Cooked or misquoted studies are often cited that “show” that religious believers are happier and healthier and less insane than atheists.
“So what?”
“So atheism is bad for you, is what.”
Or so the argument attempts to go.
(Every study anyone has seen like that, please cite it in the comments [I already know about the study salad at Conservapedia, and any sharp bloggers out there who are psych majors could do us a solid by writing a good critique of that]. Likewise, if any blogs or websites have also tackled this myth [even if doing so after I posted this], please cite those articles in comments as well. Plus articles in magazines that discuss it, if you know any. I’d like to gather up a collection.)

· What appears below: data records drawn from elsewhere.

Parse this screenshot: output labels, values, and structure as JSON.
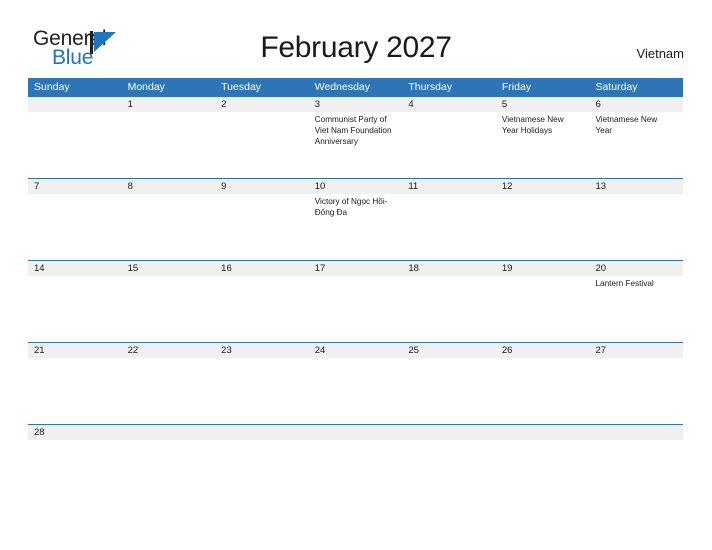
{
  "logo": {
    "text_top": "General",
    "text_bottom": "Blue",
    "accent_color": "#1f76bc",
    "dark_color": "#231f20",
    "triangle_icon": "triangle-right-icon"
  },
  "header": {
    "title": "February 2027",
    "country": "Vietnam"
  },
  "theme": {
    "header_blue": "#2e75b6",
    "date_band_gray": "#f0f0f0",
    "text_color": "#1a1a1a"
  },
  "weekdays": [
    "Sunday",
    "Monday",
    "Tuesday",
    "Wednesday",
    "Thursday",
    "Friday",
    "Saturday"
  ],
  "weeks": [
    {
      "dates": [
        "",
        "1",
        "2",
        "3",
        "4",
        "5",
        "6"
      ],
      "events": [
        "",
        "",
        "",
        "Communist Party of Viet Nam Foundation Anniversary",
        "",
        "Vietnamese New Year Holidays",
        "Vietnamese New Year"
      ]
    },
    {
      "dates": [
        "7",
        "8",
        "9",
        "10",
        "11",
        "12",
        "13"
      ],
      "events": [
        "",
        "",
        "",
        "Victory of Ngọc Hồi-Đống Đa",
        "",
        "",
        ""
      ]
    },
    {
      "dates": [
        "14",
        "15",
        "16",
        "17",
        "18",
        "19",
        "20"
      ],
      "events": [
        "",
        "",
        "",
        "",
        "",
        "",
        "Lantern Festival"
      ]
    },
    {
      "dates": [
        "21",
        "22",
        "23",
        "24",
        "25",
        "26",
        "27"
      ],
      "events": [
        "",
        "",
        "",
        "",
        "",
        "",
        ""
      ]
    },
    {
      "dates": [
        "28",
        "",
        "",
        "",
        "",
        "",
        ""
      ],
      "events": [
        "",
        "",
        "",
        "",
        "",
        "",
        ""
      ]
    }
  ]
}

Yes, one can reply that the truth is still the truth, and if you care about the truth, you should just deal with it if it sucks, rather than try desperately to live a lie just to be happy. There’s a whole line of debate one can follow down that route, but it generally ends with: bad epistemologies are always a net bad for you (and society), but you can only believe comfortable lies if you commit to a bad epistemology, the side effects of which will never be good for you or society overall–because bad epistemologies cannot protect you from harmful false beliefs (and even entail an increasing resort to harmful false beliefs in order to protect the harmless ones from being exposed).
So just suck it up and get over it. In practice, it’s all not as bad as you think (and it’s certainly better than all this eternal hell business, much less a god who by his total inaction manifestly doesn’t give a shit about anything). And all else being equal, you’ll find plenty to love about life anyway.

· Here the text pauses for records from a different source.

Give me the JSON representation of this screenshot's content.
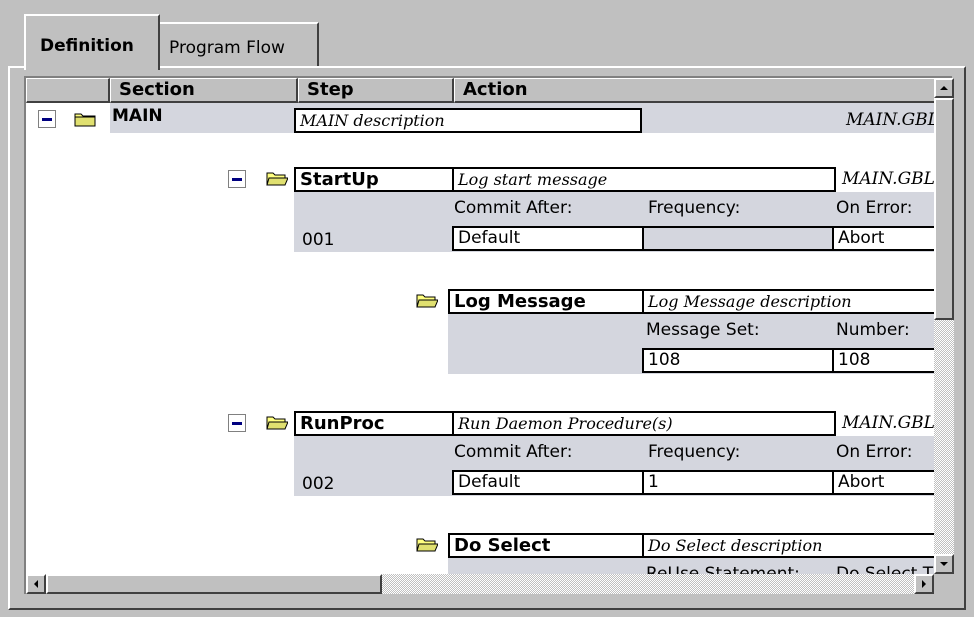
{
  "tabs": [
    {
      "label": "Definition",
      "active": true
    },
    {
      "label": "Program Flow",
      "active": false
    }
  ],
  "columns": [
    "Section",
    "Step",
    "Action"
  ],
  "main": {
    "name": "MAIN",
    "description": "MAIN description",
    "program": "MAIN.GBL"
  },
  "steps": [
    {
      "name": "StartUp",
      "description": "Log start message",
      "program": "MAIN.GBL",
      "number": "001",
      "labels": {
        "commit": "Commit After:",
        "frequency": "Frequency:",
        "on_error": "On Error:"
      },
      "values": {
        "commit": "Default",
        "frequency": "",
        "on_error": "Abort"
      },
      "action": {
        "name": "Log Message",
        "description": "Log Message description",
        "labels": {
          "set": "Message Set:",
          "number": "Number:"
        },
        "values": {
          "set": "108",
          "number": "108"
        }
      }
    },
    {
      "name": "RunProc",
      "description": "Run Daemon Procedure(s)",
      "program": "MAIN.GBL",
      "number": "002",
      "labels": {
        "commit": "Commit After:",
        "frequency": "Frequency:",
        "on_error": "On Error:"
      },
      "values": {
        "commit": "Default",
        "frequency": "1",
        "on_error": "Abort"
      },
      "action": {
        "name": "Do Select",
        "description": "Do Select description",
        "labels": {
          "reuse": "ReUse Statement:",
          "type": "Do Select T"
        }
      }
    }
  ],
  "icons": {
    "folder": "folder-icon",
    "collapse": "collapse-minus-icon",
    "scroll_up": "up-arrow-icon",
    "scroll_down": "down-arrow-icon",
    "scroll_left": "left-arrow-icon",
    "scroll_right": "right-arrow-icon"
  },
  "colors": {
    "row_gray": "#d4d6de",
    "collapse_minus": "#000080",
    "folder": "#ffff80"
  }
}
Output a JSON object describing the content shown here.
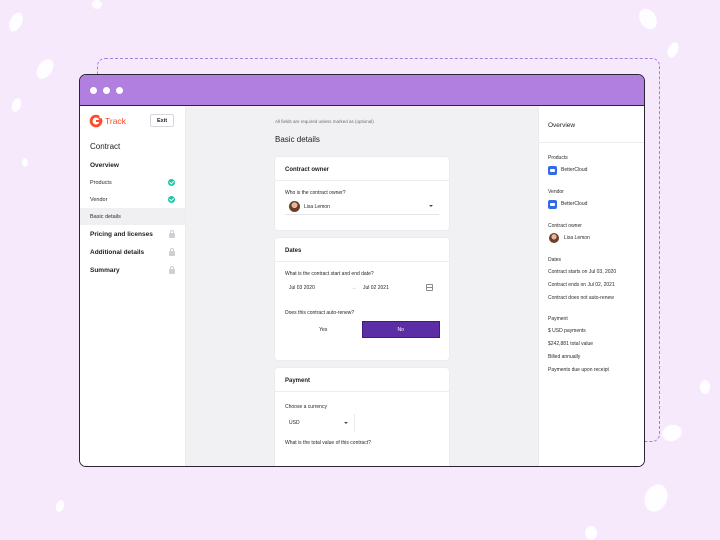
{
  "app": {
    "brand_name": "Track",
    "exit_label": "Exit",
    "accent": "#5b2ea6",
    "titlebar_color": "#b07fe0"
  },
  "sidebar": {
    "title": "Contract",
    "overview_label": "Overview",
    "subitems": [
      {
        "label": "Products",
        "status": "complete"
      },
      {
        "label": "Vendor",
        "status": "complete"
      },
      {
        "label": "Basic details",
        "status": "active"
      }
    ],
    "sections": [
      {
        "label": "Pricing and licenses",
        "status": "locked"
      },
      {
        "label": "Additional details",
        "status": "locked"
      },
      {
        "label": "Summary",
        "status": "locked"
      }
    ]
  },
  "main": {
    "hint": "All fields are required unless marked as (optional)",
    "section_title": "Basic details",
    "owner_card": {
      "title": "Contract owner",
      "question": "Who is the contract owner?",
      "selected_owner": "Lisa Lemon"
    },
    "dates_card": {
      "title": "Dates",
      "question": "What is the contract start and end date?",
      "start_date": "Jul 03 2020",
      "end_date": "Jul 02 2021",
      "autorenew_question": "Does this contract auto-renew?",
      "yes_label": "Yes",
      "no_label": "No",
      "selected": "No"
    },
    "payment_card": {
      "title": "Payment",
      "currency_question": "Choose a currency",
      "currency_value": "USD",
      "total_question": "What is the total value of this contract?"
    }
  },
  "overview": {
    "title": "Overview",
    "products_label": "Products",
    "product_name": "BetterCloud",
    "vendor_label": "Vendor",
    "vendor_name": "BetterCloud",
    "owner_label": "Contract owner",
    "owner_name": "Lisa Lemon",
    "dates_label": "Dates",
    "dates": [
      "Contract starts on Jul 03, 2020",
      "Contract ends on Jul 02, 2021",
      "Contract does not auto-renew"
    ],
    "payment_label": "Payment",
    "payment": [
      "$ USD payments",
      "$242,881 total value",
      "Billed annually",
      "Payments due upon receipt"
    ]
  }
}
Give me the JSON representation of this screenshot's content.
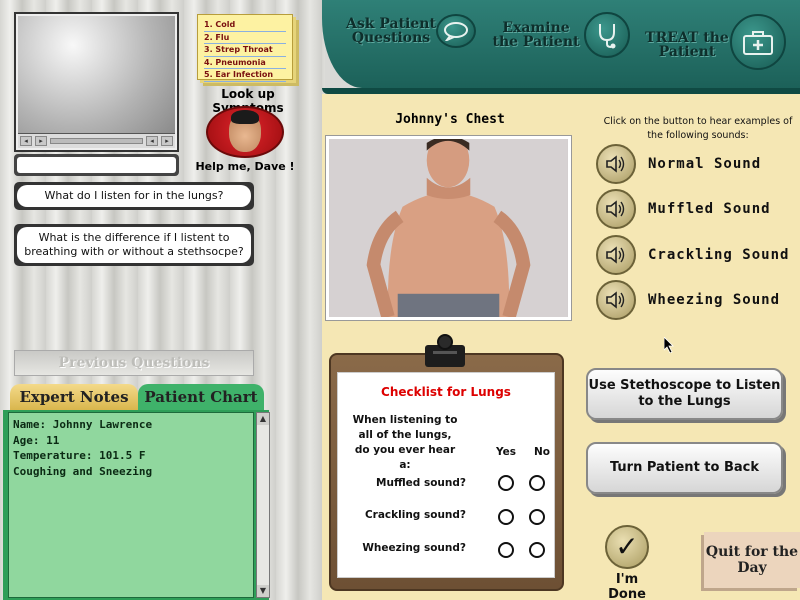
{
  "top_actions": {
    "ask": "Ask Patient Questions",
    "examine": "Examine the Patient",
    "treat": "TREAT the Patient"
  },
  "symptoms": {
    "list": [
      "1. Cold",
      "2. Flu",
      "3. Strep Throat",
      "4. Pneumonia",
      "5. Ear Infection"
    ],
    "lookup_label": "Look up Symptoms"
  },
  "help": {
    "label": "Help me, Dave !"
  },
  "questions": [
    "What do I listen for in the lungs?",
    "What is the difference if I listent to breathing with or without a stethsocpe?"
  ],
  "previous_questions": "Previous Questions",
  "notes": {
    "tab_expert": "Expert Notes",
    "tab_chart": "Patient Chart",
    "lines": [
      "Name: Johnny Lawrence",
      "Age: 11",
      "Temperature: 101.5 F",
      "Coughing and Sneezing"
    ]
  },
  "chest": {
    "title": "Johnny's Chest"
  },
  "sounds": {
    "hint": "Click on the button to hear examples of the following sounds:",
    "items": [
      "Normal Sound",
      "Muffled Sound",
      "Crackling Sound",
      "Wheezing Sound"
    ]
  },
  "checklist": {
    "title": "Checklist for Lungs",
    "question": "When listening to all of the lungs, do you ever hear a:",
    "yes": "Yes",
    "no": "No",
    "items": [
      "Muffled sound?",
      "Crackling sound?",
      "Wheezing sound?"
    ]
  },
  "buttons": {
    "stethoscope": "Use Stethoscope to Listen to the Lungs",
    "turn": "Turn Patient to Back",
    "done": "I'm Done",
    "quit": "Quit for the Day"
  },
  "colors": {
    "teal": "#1c6159",
    "cream": "#f5e7b4",
    "chart_green": "#2e9e58",
    "checklist_red": "#dd0000"
  }
}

But in fact we needn’t take that grim tack anyway. Because the facts don’t support the premise in the first place. Atheism doesn’t make you less happy, healthy, or sane.

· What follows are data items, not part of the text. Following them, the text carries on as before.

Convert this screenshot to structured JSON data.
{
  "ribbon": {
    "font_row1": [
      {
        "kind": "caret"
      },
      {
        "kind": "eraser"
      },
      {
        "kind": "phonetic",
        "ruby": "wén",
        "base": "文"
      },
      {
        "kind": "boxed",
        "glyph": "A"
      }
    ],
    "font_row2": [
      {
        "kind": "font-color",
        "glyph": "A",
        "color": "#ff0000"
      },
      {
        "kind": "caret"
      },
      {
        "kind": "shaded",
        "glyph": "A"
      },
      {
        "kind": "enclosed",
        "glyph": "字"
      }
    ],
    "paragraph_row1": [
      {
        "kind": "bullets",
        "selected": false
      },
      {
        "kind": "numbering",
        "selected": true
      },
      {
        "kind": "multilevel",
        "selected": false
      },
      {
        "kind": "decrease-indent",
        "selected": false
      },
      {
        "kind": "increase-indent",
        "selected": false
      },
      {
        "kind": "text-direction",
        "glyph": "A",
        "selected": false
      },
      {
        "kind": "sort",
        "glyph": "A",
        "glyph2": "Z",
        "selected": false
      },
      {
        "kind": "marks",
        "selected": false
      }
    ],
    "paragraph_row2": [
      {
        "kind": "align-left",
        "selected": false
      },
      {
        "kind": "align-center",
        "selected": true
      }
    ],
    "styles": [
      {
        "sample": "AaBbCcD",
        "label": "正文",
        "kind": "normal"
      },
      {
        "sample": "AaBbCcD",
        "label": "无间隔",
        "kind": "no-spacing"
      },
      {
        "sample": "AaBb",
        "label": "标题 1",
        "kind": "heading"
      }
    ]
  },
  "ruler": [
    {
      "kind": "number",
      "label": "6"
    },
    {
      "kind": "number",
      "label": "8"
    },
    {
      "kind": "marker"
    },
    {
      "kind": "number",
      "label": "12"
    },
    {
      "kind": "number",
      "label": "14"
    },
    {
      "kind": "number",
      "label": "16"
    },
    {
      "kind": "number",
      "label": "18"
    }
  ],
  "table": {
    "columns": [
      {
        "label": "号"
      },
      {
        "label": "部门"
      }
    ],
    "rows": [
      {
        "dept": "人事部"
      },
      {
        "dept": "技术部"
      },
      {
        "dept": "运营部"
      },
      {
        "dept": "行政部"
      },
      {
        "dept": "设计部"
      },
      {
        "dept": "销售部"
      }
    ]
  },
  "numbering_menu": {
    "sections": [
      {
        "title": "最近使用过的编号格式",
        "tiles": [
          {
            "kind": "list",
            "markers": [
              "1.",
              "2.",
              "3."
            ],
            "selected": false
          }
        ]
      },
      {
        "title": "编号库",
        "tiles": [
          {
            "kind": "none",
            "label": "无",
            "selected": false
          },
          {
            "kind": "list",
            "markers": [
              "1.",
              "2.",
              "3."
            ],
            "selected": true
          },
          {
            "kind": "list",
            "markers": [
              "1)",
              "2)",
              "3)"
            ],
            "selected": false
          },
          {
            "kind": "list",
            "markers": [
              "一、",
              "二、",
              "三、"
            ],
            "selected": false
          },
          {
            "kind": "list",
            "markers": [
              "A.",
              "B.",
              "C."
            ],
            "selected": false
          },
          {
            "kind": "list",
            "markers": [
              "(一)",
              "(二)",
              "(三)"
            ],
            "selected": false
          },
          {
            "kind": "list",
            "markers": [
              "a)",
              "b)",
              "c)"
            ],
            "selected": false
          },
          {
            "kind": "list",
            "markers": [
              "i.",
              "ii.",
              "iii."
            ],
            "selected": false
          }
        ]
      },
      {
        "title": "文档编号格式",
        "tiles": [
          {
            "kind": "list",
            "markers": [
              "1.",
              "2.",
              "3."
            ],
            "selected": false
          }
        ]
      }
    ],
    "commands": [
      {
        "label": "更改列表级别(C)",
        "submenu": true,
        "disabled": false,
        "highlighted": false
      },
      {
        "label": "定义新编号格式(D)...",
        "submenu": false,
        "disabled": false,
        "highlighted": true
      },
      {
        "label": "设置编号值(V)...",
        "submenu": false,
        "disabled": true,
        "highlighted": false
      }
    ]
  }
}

One common flaw that invalidates almost all of these studies (if not in fact literally all of them) is that they tend to compare the religiously devout with nonbelievers as a whole, who are statistically mostly people who don’t identify with any nonbelieving community or care much about atheism or humanism or any secularist cause or philosophy, but who just don’t have a specific belief in anything. But that’s a false comparison. The only meaningful comparison would be between the devoutly religious and devoted humanists, including organized atheists, or anyone intellectually committed to godless philosophies.
But no studies do that (so far as I know: please cite any that do in comments). They therefore don’t show the relative benefit of religious belief vs. atheist philosophy.